Numerous studies to date have investigated the relationship between gut microbiota, microbiota-derived BAs, and IBD. While many reviews have focused on the role of BAs and their receptors in driving immune and microbial changes within the intestines, the interplay between alterations in abundance and function of gut microbiota, BA concentrations, recently discovered metabolic pathways in vivo, the diverse biological roles of BAs, and the specific mechanisms of enzymatic conversion in metabolic pathways need to be elucidated. In this review, we discussed the role of gut microbiota in the metabolism of BAs, with a particular emphasis on providing insights into the structure and catalytic mechanism of key enzymes found in the gut microbiota. Advancements in synthetic biology and understanding of the related catalytic mechanisms allow for the design of engineered bacteria. These bacteria, characterized by high activity and robust thermostability, can be tailored for various pathological and physiological contexts. However, manipulation of SBA transformation-related microbial elements, including BSH and bai genes, remains an underexplored avenue in the gut-microbiota BA axis.

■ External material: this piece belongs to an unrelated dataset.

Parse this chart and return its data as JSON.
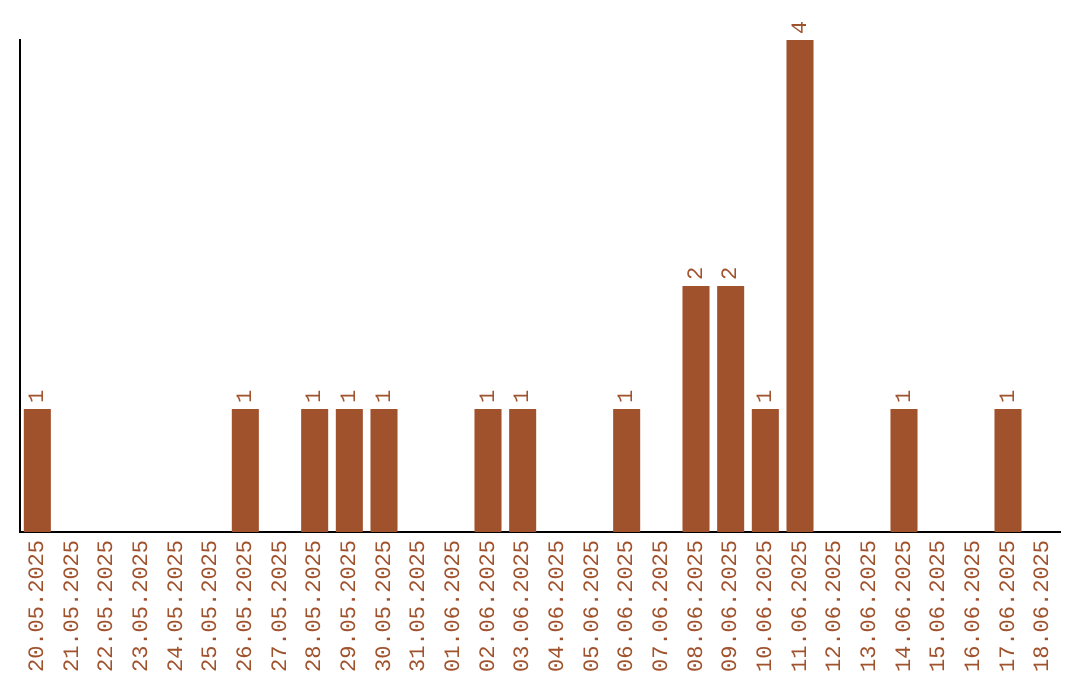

We have also discussed changes in the gut microbiota and BAs in IBD, and interactions between the gut microbiota and its metabolized BAs through different BA receptors and immune cells. Thus, targeting the gut microbiota-BA axis holds significant potential for IBD treatment. To this end, further research is necessary to deepen our understanding of the underlying mechanisms and validate their efficacy in clinical practice.

Funding Statement

This work was financially supported by Science and Technology Research Program of Chongqing Education Commission of China (KJZD-K202001603); Chongqing Professional Talents Plan for Innovation and Entrepreneurship Demonstration Team (CQCY201903258, cstc2021ycjh-bgzxm0202); Graduate Research and Innovation Foundation of Chongqing, China (CYB22070).

Disclosure statement

No potential conflict of interest was reported by the author(s).